In all, the band has sold more than 22 million records for Warner over their career. The Captain and Me, What Were Once Vices Are Now Habits, Takin’ It to the Streets, and Minute by Minute (1978 – Warner) all achieved platinum status. The album Minute by Minute and it’s wildly popular single “What a Fool Believes” also nabbed Grammys in 1979. The sprightly and saccharine sound of “What a Fool Believes,” which was written by Kenney Loggins, heralds the sound of 1980's pop radio almost two years early. The song spent five weeks at number one on the Billboard pop singles chart and signaled an important change in the band’s sound.

 

 Further lineup changes didn't dampen the reception to 1980’s One Step Closer (1980 – Warner), which achieved platinum status. By 1981, the band had none of the original members.

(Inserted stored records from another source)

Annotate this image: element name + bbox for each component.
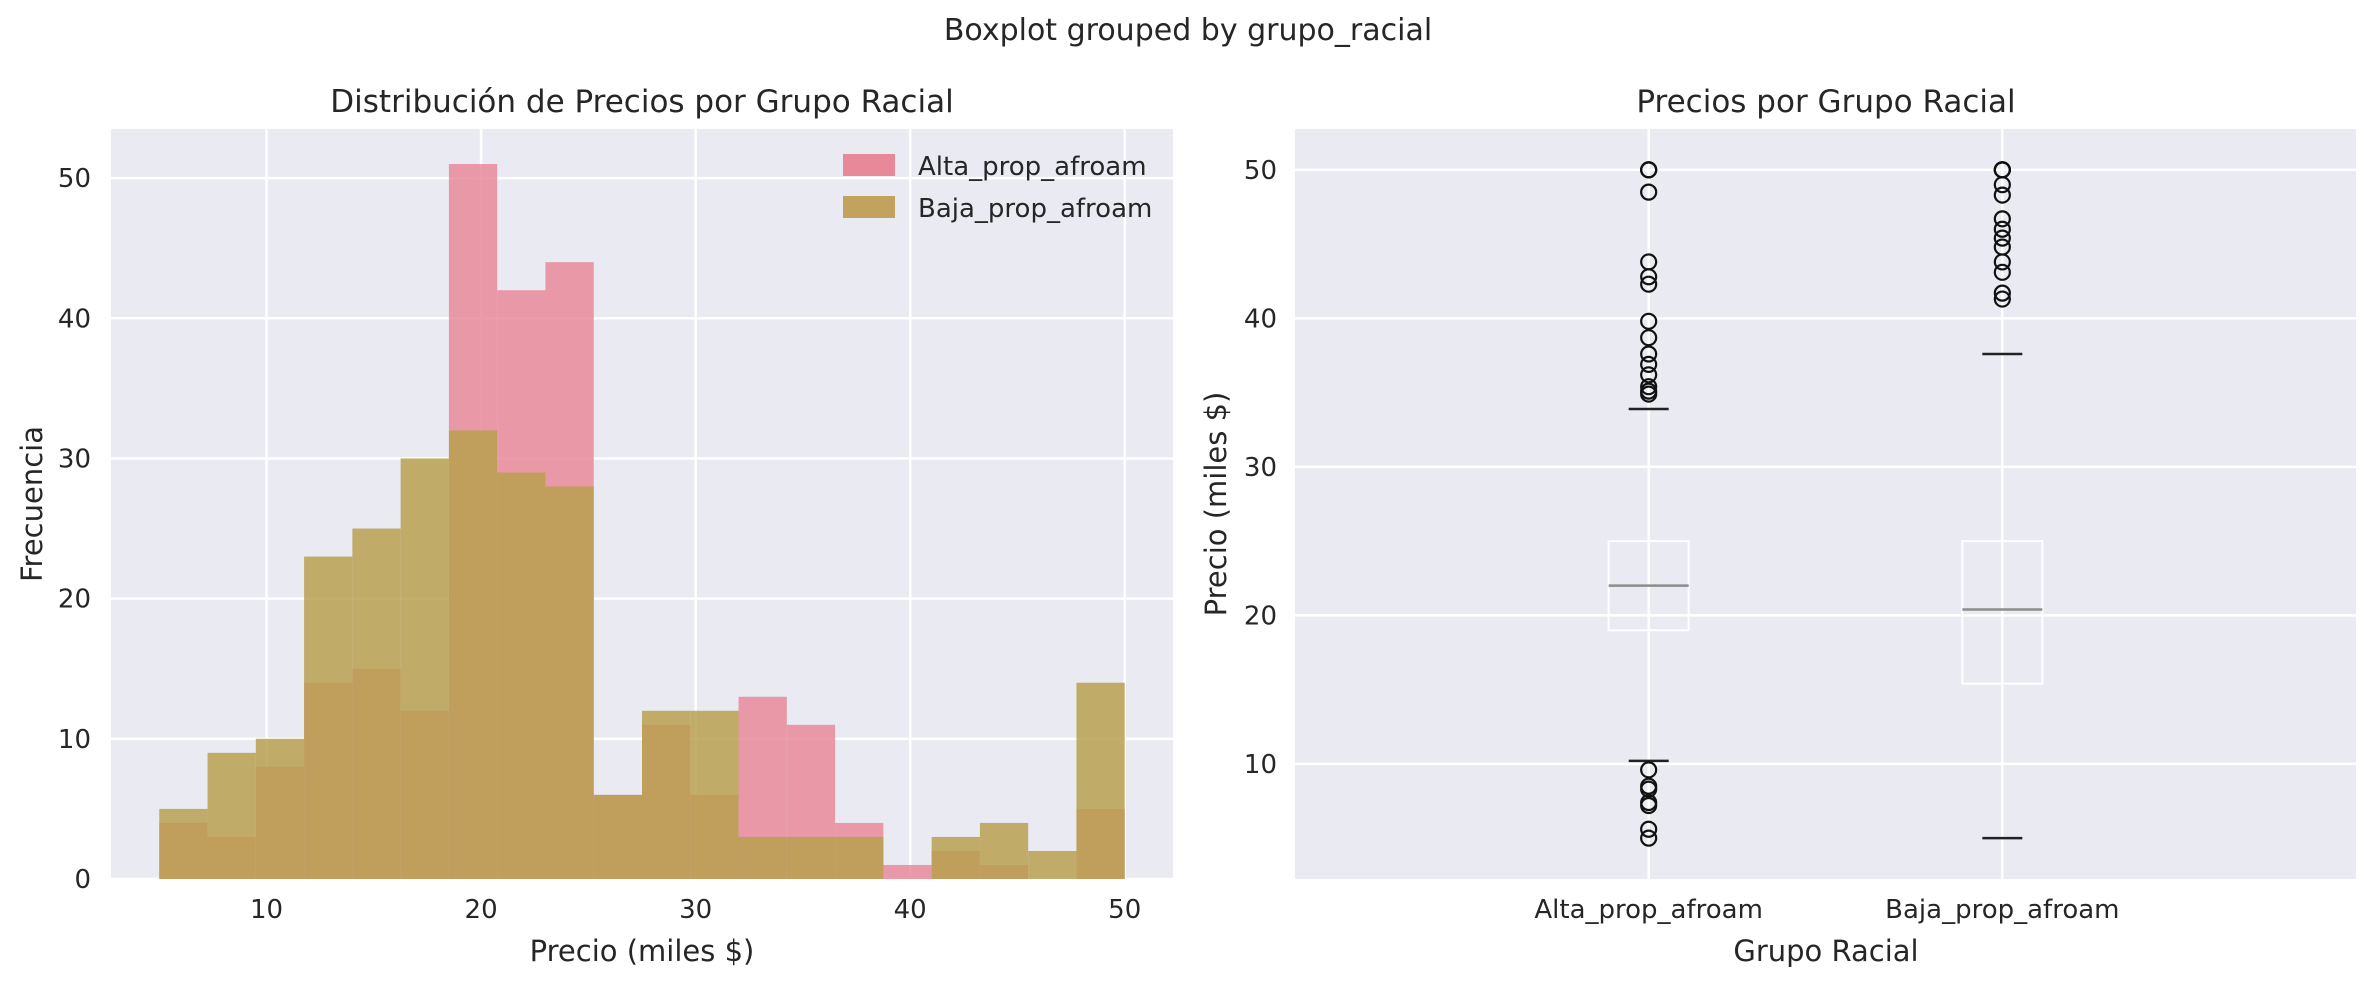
outlier-point (1640, 275, 1658, 293)
outlier-point (1993, 210, 2011, 228)
histogram-bar (352, 528, 401, 879)
histogram-bar (159, 808, 208, 879)
histogram-bar (642, 710, 691, 879)
legend-swatch-alta (843, 154, 895, 176)
outlier-point (1993, 220, 2011, 238)
outlier-point (1993, 176, 2011, 194)
histogram-x-axis-label: Precio (miles $) (530, 934, 755, 968)
boxplot-panel: 10 20 30 40 50 Alta_prop_afroam Baja_prop_afro… (1199, 84, 2356, 968)
outlier-point (1640, 378, 1658, 396)
histogram-bar (979, 822, 1029, 879)
outlier-point (1993, 263, 2011, 281)
x-tick-label: 20 (465, 895, 498, 925)
outlier-point (1640, 183, 1658, 201)
histogram-y-axis-label: Frecuencia (15, 426, 49, 582)
outlier-point (1993, 253, 2011, 271)
histogram-bar (883, 864, 932, 879)
y-tick-label: 10 (1244, 750, 1277, 780)
histogram-bar (497, 472, 546, 879)
outlier-point (1640, 366, 1658, 384)
outlier-point (1640, 829, 1658, 847)
histogram-bar (207, 752, 256, 879)
histogram-legend: Alta_prop_afroam Baja_prop_afroam (843, 152, 1152, 224)
x-tick-label: 50 (1108, 895, 1141, 925)
histogram-bar (931, 836, 980, 879)
y-tick-label: 40 (1244, 304, 1277, 334)
histogram-bars (159, 164, 1125, 879)
histogram-bar (255, 738, 305, 879)
histogram-panel: 10 20 30 40 50 0 10 20 30 40 50 Distribución de Pr… (15, 84, 1173, 968)
figure-suptitle: Boxplot grouped by grupo_racial (944, 13, 1432, 48)
histogram-bar (545, 486, 594, 879)
y-tick-label: 0 (74, 865, 91, 895)
outlier-point (1640, 161, 1658, 179)
outlier-point (1993, 229, 2011, 247)
boxplot-x-axis-label: Grupo Racial (1733, 934, 1918, 968)
outlier-point (1993, 186, 2011, 204)
x-tick-label: Alta_prop_afroam (1534, 895, 1763, 925)
boxplot-title: Precios por Grupo Racial (1636, 84, 2015, 120)
outlier-point (1640, 796, 1658, 815)
boxplot-y-axis-label: Precio (miles $) (1199, 392, 1233, 617)
outlier-point (1640, 312, 1658, 330)
histogram-bar (400, 458, 449, 879)
outlier-point (1640, 345, 1658, 363)
outlier-point (1993, 290, 2011, 308)
histogram-bar (835, 836, 884, 879)
legend-label-alta: Alta_prop_afroam (918, 152, 1147, 182)
histogram-bar (786, 836, 836, 879)
boxplot-marks (1607, 161, 2044, 847)
outlier-point (1640, 780, 1658, 798)
y-tick-label: 50 (58, 164, 91, 194)
histogram-bar (1076, 682, 1125, 879)
boxplot-tick-labels: 10 20 30 40 50 Alta_prop_afroam Baja_prop_afro… (1244, 156, 2120, 925)
histogram-bar (448, 430, 498, 879)
histogram-bar (690, 710, 739, 879)
outlier-point (1640, 385, 1658, 403)
outlier-point (1640, 329, 1658, 347)
legend-label-baja: Baja_prop_afroam (918, 194, 1152, 224)
y-tick-label: 30 (1244, 453, 1277, 483)
histogram-bar (304, 556, 353, 879)
x-tick-label: 40 (894, 895, 927, 925)
y-tick-label: 50 (1244, 156, 1277, 186)
y-tick-label: 20 (58, 585, 91, 615)
box-iqr (1961, 540, 2044, 685)
y-tick-label: 20 (1244, 601, 1277, 631)
x-tick-label: 10 (250, 895, 283, 925)
boxplot-plot-area (1295, 129, 2356, 879)
y-tick-label: 40 (58, 304, 91, 334)
histogram-tick-labels: 10 20 30 40 50 0 10 20 30 40 50 (58, 164, 1141, 925)
histogram-bar (1028, 850, 1077, 879)
histogram-title: Distribución de Precios por Grupo Racial (330, 84, 953, 120)
outlier-point (1640, 820, 1658, 838)
histogram-bar (738, 836, 787, 879)
y-tick-label: 30 (58, 444, 91, 474)
outlier-point (1640, 268, 1658, 286)
y-tick-label: 10 (58, 725, 91, 755)
outlier-point (1993, 284, 2011, 302)
histogram-bar (593, 794, 642, 879)
x-tick-label: 30 (679, 895, 712, 925)
legend-swatch-baja (843, 196, 895, 218)
x-tick-label: Baja_prop_afroam (1885, 895, 2119, 925)
outlier-point (1640, 761, 1658, 779)
outlier-point (1640, 355, 1658, 373)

Johnston, the original lead singer, came back but in a diminished role and then quit, as did other original members. Some members even sued other members to prevent them from performing as The Doobie Brothers.

 

The band broke up in 1982 after a farewell tour and the obligatory farewell album, Farewell Tour (1983 – Warner). In 1987, The Doobies rolled into the Hollywood Bowl for a reunion show featuring the return of Johnston that turned into a small tour. The reunion album, Cycles (1989 – Capitol), was all gut-busting rock on single “The Doctor,” - which went Top Ten- prompting the band to continue onward, as the semi-original Doobie Brothers line-up still tour, playing their hits and promoting their well-established sound.